From the Mailbag (reworded).
We have brachot that we make at every moment in the day. We make brachot (blessings) on food that we enjoy eating, and on seeing a beautiful sight like a rainbow, on circumcising a baby and on celebrating a marriage, and even on exiting the bathroom. When we meet a king or queen there is an appropriate bracha to be made, when it thunders and lightnings – there’s one for that too. There seems to be a bracha for almost everything we do in our Jewish lives. So how come we don’t have a bracha for sex?
Good question. Anyone?
We say “yotzer arayos” under the Chuppah at a wedding & at sheva brachos. That should qualify…
There’s an old line about why you don’t say “shehechayanu” on your first cigarette: Because you always smoke it in the bathroom…

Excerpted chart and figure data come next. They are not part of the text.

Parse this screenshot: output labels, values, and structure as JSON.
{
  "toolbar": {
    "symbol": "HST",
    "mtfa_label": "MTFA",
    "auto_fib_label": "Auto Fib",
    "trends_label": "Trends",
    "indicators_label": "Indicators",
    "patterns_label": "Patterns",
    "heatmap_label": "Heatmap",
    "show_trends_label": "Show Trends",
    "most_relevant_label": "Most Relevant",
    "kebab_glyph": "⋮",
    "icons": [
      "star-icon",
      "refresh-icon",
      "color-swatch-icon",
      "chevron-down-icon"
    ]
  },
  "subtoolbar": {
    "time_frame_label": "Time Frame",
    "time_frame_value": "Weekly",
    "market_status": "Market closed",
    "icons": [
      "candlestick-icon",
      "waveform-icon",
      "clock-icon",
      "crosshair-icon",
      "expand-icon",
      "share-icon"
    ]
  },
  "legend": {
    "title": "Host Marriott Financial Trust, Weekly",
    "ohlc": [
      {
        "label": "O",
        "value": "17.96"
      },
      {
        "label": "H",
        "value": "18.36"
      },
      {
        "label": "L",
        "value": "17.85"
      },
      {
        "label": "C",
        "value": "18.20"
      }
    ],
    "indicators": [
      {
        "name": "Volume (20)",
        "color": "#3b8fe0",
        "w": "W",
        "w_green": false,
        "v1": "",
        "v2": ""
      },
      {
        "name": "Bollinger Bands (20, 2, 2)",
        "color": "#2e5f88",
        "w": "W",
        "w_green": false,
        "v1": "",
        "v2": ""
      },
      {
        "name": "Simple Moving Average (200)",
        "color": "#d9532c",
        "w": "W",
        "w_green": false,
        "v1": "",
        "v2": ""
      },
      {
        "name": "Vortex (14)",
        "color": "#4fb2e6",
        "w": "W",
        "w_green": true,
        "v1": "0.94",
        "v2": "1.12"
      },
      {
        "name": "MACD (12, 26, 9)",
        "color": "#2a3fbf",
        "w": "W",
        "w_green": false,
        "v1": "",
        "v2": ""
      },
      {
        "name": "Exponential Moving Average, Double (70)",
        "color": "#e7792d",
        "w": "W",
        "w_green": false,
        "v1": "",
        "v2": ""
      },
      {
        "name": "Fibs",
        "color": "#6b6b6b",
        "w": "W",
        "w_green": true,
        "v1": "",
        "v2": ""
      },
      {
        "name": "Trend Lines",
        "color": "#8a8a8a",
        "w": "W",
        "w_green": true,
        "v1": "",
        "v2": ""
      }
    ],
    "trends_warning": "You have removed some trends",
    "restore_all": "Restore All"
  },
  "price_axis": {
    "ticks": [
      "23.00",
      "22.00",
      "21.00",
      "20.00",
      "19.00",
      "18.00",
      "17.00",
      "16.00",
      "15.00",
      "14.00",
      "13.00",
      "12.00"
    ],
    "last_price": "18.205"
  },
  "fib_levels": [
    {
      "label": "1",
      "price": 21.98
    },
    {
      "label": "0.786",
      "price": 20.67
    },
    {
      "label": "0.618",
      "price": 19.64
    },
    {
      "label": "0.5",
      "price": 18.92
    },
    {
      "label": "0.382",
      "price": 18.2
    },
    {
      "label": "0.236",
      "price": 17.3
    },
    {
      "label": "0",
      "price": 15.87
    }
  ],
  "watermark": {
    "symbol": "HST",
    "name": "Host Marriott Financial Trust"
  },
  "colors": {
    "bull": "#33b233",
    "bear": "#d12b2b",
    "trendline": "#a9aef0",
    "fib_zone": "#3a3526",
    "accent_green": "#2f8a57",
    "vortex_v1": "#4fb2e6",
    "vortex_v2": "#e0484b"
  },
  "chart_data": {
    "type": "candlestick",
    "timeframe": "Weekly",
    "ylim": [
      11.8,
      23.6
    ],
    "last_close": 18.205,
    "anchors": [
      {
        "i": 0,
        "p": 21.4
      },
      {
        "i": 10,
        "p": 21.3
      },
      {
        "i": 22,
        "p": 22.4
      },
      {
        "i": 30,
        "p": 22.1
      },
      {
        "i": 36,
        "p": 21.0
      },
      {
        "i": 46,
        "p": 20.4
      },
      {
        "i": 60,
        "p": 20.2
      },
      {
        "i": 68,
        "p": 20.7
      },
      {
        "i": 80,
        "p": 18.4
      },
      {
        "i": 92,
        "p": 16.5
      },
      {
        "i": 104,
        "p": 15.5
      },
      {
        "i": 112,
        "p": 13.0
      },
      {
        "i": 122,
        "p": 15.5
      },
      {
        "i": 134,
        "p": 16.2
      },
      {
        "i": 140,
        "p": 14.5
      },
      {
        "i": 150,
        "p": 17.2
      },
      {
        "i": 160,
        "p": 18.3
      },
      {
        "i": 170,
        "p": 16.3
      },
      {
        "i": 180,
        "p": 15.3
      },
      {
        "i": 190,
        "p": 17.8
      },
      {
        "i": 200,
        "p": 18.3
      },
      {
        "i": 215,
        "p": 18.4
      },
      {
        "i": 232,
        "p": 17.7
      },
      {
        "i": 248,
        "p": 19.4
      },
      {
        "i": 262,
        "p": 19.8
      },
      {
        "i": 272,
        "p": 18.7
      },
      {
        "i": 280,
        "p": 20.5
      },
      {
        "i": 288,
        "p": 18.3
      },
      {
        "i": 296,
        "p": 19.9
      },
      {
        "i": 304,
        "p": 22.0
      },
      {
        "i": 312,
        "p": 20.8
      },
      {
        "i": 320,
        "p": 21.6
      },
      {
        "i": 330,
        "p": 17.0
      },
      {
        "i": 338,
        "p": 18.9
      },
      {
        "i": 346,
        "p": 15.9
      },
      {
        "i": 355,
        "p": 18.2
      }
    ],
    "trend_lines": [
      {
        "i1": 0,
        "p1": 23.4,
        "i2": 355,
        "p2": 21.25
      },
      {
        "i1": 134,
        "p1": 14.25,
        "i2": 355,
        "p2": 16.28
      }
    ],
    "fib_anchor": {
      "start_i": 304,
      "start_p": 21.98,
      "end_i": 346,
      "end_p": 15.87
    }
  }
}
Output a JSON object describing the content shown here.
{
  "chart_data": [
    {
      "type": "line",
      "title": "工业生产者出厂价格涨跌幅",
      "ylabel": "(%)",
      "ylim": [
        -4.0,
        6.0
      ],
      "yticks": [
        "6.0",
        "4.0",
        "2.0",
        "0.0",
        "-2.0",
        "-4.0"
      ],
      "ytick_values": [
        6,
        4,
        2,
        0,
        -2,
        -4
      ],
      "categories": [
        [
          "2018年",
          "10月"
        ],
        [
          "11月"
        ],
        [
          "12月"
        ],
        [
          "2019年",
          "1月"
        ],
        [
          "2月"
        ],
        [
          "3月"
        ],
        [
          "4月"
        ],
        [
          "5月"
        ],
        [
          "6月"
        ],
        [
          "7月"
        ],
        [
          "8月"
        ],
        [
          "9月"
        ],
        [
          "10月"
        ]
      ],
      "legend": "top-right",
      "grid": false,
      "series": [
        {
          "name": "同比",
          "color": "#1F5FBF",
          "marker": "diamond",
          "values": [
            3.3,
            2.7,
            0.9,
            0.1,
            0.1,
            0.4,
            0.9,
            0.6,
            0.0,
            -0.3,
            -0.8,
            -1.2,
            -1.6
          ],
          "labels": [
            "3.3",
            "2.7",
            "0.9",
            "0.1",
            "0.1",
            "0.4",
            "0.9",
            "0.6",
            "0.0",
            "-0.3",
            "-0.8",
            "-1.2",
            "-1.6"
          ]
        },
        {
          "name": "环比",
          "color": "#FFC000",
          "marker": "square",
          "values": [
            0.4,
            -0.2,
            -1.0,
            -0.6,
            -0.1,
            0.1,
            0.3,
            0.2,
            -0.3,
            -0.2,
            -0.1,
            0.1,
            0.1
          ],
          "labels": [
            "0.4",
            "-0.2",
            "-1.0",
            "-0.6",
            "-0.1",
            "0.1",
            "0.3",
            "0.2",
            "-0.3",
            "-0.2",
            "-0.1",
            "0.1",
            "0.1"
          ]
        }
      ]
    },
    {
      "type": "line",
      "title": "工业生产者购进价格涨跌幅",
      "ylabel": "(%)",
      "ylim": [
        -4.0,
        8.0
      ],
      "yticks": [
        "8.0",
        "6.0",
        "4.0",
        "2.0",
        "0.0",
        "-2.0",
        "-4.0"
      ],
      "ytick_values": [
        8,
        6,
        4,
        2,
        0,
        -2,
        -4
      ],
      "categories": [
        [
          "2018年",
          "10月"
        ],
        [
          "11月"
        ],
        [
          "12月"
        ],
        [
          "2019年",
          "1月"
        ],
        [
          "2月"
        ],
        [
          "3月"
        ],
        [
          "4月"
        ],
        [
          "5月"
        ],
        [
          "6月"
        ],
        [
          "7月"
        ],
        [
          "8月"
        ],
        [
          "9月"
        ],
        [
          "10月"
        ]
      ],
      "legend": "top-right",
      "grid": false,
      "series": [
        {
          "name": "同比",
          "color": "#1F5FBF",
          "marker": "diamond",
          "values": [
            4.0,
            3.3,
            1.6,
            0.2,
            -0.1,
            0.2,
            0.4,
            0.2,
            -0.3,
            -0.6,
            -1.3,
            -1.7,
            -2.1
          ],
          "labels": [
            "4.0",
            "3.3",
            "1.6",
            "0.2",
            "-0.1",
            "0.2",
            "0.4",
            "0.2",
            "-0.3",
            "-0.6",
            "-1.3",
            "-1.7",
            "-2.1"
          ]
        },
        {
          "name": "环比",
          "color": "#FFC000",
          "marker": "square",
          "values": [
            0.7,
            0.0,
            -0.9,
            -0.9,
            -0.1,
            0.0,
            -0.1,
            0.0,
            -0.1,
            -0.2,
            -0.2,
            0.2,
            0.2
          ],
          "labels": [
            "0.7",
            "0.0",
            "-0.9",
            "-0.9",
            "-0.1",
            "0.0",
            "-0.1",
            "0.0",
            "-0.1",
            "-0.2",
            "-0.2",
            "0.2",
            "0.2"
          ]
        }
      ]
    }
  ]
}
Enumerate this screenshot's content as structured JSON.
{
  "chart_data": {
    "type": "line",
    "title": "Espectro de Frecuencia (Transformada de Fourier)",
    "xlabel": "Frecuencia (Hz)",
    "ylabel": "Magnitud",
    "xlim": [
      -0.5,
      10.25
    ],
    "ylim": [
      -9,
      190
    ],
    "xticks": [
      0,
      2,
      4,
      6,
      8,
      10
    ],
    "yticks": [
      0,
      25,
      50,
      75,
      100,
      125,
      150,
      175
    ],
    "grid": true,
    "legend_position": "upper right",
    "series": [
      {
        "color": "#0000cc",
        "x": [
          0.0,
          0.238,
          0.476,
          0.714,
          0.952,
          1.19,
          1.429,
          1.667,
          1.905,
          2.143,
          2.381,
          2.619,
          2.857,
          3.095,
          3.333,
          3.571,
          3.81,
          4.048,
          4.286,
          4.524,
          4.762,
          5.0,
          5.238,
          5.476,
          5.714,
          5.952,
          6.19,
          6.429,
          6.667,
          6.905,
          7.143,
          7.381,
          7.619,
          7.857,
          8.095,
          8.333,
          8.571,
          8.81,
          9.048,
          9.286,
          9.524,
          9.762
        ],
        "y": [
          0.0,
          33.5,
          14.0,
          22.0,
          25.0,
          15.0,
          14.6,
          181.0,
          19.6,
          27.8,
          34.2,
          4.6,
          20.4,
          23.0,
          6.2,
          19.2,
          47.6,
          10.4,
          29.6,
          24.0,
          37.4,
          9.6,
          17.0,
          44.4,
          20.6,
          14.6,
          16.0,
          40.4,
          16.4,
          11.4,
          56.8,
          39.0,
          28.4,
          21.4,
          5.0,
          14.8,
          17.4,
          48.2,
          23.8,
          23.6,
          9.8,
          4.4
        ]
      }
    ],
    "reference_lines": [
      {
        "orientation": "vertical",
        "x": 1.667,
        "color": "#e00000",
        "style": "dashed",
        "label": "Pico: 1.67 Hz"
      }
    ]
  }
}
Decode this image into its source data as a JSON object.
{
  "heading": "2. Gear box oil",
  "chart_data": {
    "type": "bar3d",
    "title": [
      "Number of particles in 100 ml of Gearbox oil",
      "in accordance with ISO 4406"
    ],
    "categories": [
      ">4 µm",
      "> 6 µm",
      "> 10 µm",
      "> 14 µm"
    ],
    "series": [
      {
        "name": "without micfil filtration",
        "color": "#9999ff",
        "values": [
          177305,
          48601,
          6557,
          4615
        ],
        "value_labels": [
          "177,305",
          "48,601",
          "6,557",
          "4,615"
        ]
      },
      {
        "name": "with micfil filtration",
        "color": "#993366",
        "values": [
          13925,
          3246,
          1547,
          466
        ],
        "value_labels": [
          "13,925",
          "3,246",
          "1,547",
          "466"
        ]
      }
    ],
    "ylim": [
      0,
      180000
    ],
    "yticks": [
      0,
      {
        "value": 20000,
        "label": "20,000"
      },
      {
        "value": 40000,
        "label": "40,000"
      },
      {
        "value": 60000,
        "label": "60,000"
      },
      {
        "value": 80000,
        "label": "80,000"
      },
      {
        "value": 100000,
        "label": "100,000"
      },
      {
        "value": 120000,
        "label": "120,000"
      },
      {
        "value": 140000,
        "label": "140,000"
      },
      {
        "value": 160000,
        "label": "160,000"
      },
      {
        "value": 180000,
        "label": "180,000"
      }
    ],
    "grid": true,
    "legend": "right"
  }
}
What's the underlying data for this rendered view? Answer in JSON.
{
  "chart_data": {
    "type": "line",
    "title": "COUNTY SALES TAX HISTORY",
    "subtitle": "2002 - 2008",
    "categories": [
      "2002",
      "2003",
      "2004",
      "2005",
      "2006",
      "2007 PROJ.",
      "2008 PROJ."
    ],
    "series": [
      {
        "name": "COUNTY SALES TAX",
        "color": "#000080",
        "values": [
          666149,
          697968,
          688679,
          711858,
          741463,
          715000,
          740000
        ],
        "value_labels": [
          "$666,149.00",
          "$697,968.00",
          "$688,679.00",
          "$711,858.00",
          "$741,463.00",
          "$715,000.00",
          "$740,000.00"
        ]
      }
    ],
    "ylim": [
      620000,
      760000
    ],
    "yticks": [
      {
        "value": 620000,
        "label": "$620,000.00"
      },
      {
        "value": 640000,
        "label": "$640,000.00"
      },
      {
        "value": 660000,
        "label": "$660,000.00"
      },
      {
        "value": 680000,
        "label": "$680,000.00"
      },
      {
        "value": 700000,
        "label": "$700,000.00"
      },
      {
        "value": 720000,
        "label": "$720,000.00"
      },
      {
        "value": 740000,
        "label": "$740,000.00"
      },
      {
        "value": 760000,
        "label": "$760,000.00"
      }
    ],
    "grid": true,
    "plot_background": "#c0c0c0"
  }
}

I’d say likewise for sex, you can’t make a bracha because of the inappropriate circumstances for saying brachot.
Although there is the bracha of “tzag egoz” on deflowering….. it’s a puzzle.
I also always wondered about this. Why doesn’t the man have a bracha to say when his wife returns from the mikvah (and presumably they will have sex during the next few days).
Obviously he can’t make a bracha at the exact moment because it’s not an appropriate setting, and he probably can’t make a bracha beforehand because they might get interrupted (kids wake up, a storm, cossacks invade, etc) and never actually do the act rendering it a bracha levatala. But why not a bracha similar to shecheyanu that is said more generically at the start of an event (like a holiday)?
TB Brachot cites a difference of opinion as to the reason. It is either because you cannot make a bracha when naked or because it would distract from the mood, potentially reducing the amount of pleasure a man gives his wife, and since he is contractually obligated to satisfy her, he may not pause to make a blessing, just an hourly worker should not daven while ‘on the clock.’
Note that both opinions take it as a given that no bracha is said, and the dispute is only in regard to the reason.
What about my other suggestion of saying the bracha at a different time? Or of a more general bracha after mikvah?
Also, I have a question about the bracha on thunder and lightening. We say it after the event occurs. There is a possibility that it doesn’t occur again after that, so that is a case of saying a bracha after an event. Couldn’t that have also been done in this case?
Is there any other general bracha that we say? (hint: no). Shehecheyanu always accompanies another mitzvah…
How would you propose to say a bracha before thunder and lightening? Like Netilat yadayim, we sometimes say a bracha after the event starts and before it is over.
Okay, fair enough.
Hmmm, what about the brachot on lighting the Chanukah candles on erev shabbat? That’s an example of a bracha whose time is shifted due to necessity!
Noah stole my answer. Though according to some opinions there is a L’shem Yichud before hand.
but don’t we say the brachot in the mikveh while unclothed? why is that permitted but a bracha before sex would not be?
makes me think the “hourly worker davening” reason is more consistent.
Beacause if it’s really great sex, you’re screaming, “OH GOD! OH GOD!” over and over again. Hereby, mentioning his name and blessing him.;)
And mediocre sex doesn’t need a Bracha.
Cute answer 😉
I am reminded by a famous saying why we don’t make a bracha on the mitzva of giving tzedaka.
As a great chasidic Rebbe explained; that until you are going to grab a hat and a gartel and a sidur to say the right bracha with Kavana; the poor man will expire from hunger.
I guess its the same here until I’ll find the sidur and the hat ….I’ll fall asleep.. or something else will ex.. ooops this is a family blog.
The real answer (I guess) is that the act itself is not the intended mitzva (pru i’rvu) that happens when the child is born but by then the mitzva has long been forgotten.
Besides a hat is not permitted! 🙂
Do these same children see parents in separate bedrooms at menstruation or that the beds are separated? If so, do they question this?